Football League World
·15 May 2025
The years of suffering under Yongge's iron fist are finally over.
Rob Couhig, the new owner of Reading FC, has appeared to take a shot at former custodian Dai Yongge after the American completed the takeover of the club.
14th May 2025: a momentous day in the history of Reading Football Club, but, honestly, one that should never have come to fruition in the first place. No club should have to face the strain that they were put under.
The weight has finally been lifted from their shoulders by Couhig, his business partner, Todd Trosclair, and everyone else associated with Redwood Holdings Ltd, whose purchase of 100 percent of the Royals' shares, as well as the Select Car Leasing Stadium and the club's Bearwood training facility, was confirmed on Wednesday.

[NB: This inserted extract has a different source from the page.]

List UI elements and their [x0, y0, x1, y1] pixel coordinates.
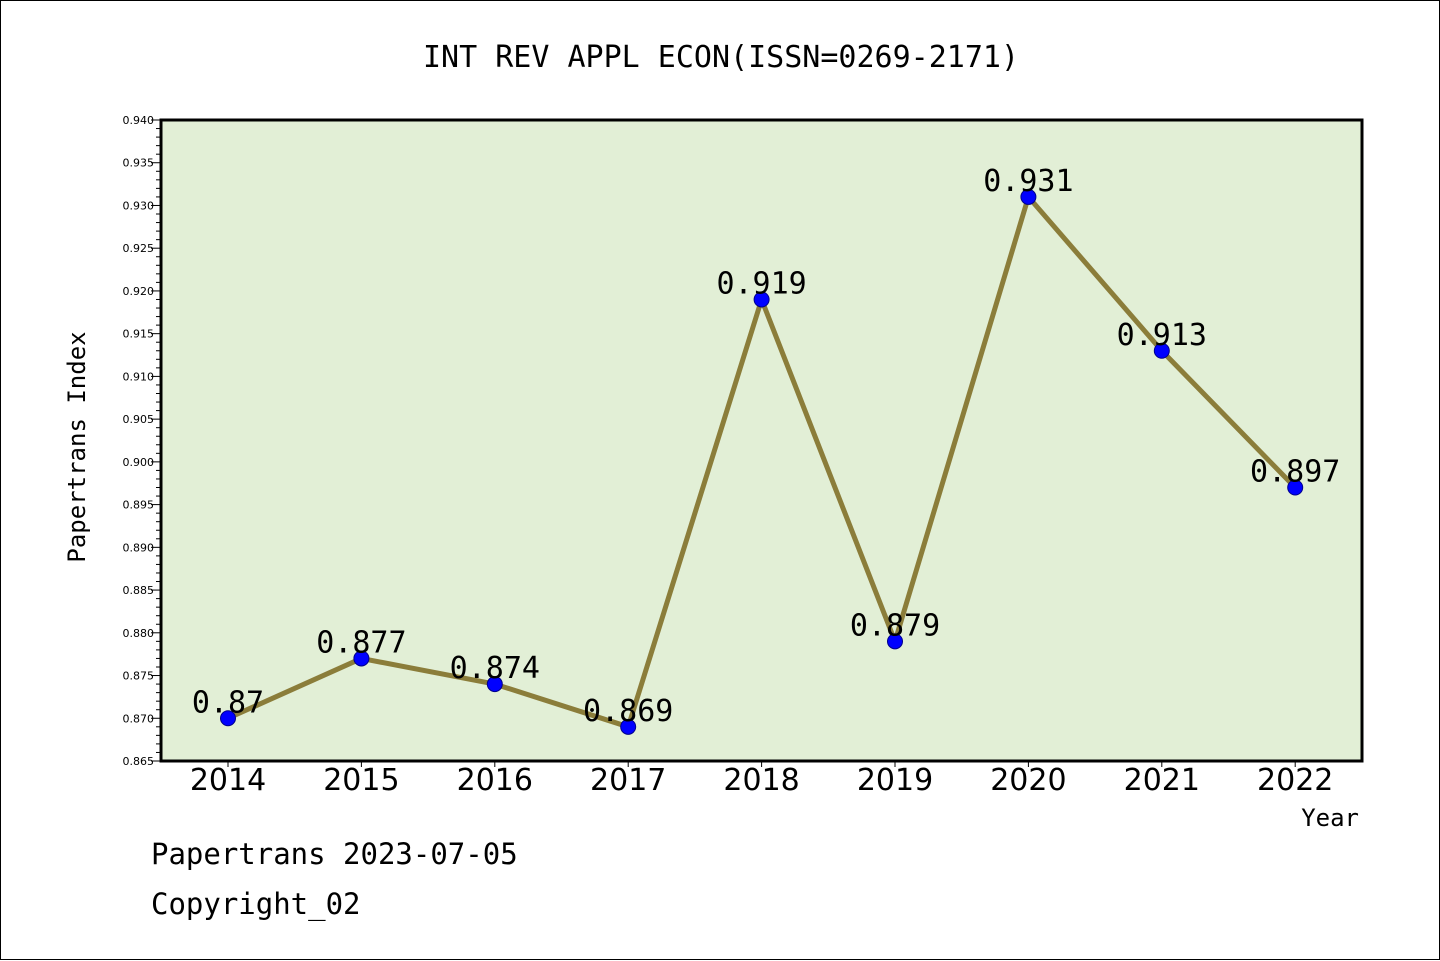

An agreement in principle for Yongge to sell to Couhig and Trosclair was announced on the final day of the 2024/25 season, when Noel Hunt's side failed to reach the play-offs, after the previous owner was ordered to sell by the EFL after he was disqualified as an owner/director.
Now that Yongge is officially no longer connected to the club, his successor has taken the opportunity to send a strong message to his new adoring supporters, as well as a dig at the man he has just secured a deal with.
On the assurances he can give Reading supporters going forward, Couhig told Sky Sports: "Well nobody can really assure anybody of anything, except to say 'look at the past'.
"When we ran Wycombe, I think most people would say that we ran it as an exemplary example of how a club should be run. You run it with integrity, you run it honestly, you run it transparently and, most importantly, you run it with financial discipline.
"I think one of the problems with English football is that too many people get involved in football and see it as a big toy, and so they buy the toy, and they grow tired of the toy, and then, shockingly, they don’t want to put more money into it.
"We have always believed that the right way to club - any business - is you let the club generate the revenues on which it will succeed. Now, what is silly about it is that the club, without radical revision, won't generate enough revenue to do what we want to do, which is compete and succeed and get promoted up the pyramid."
The lawyer didn't take the Chairboys to great heights in the way that other former third tier clubs like Ipswich Town have shot up the English league ranks, but they were nothing if not a stable, solid club under his stewardship.
Wycombe won promotion to the Championship in 2020 and, when they came back down, maintained themselves as an upper-end League One outfit.
Reading have done extremely well to survive and then thrive in this division these last couple of terms. The conditions that everyone, from the manager, to the players, to the staff behind the scenes, have had to work under - they're the real heroes for keeping the club ticking despite all the chaos.
Couhig's solid approach to football ownership should only enhance their chances of success. Brighter days are certainly ahead.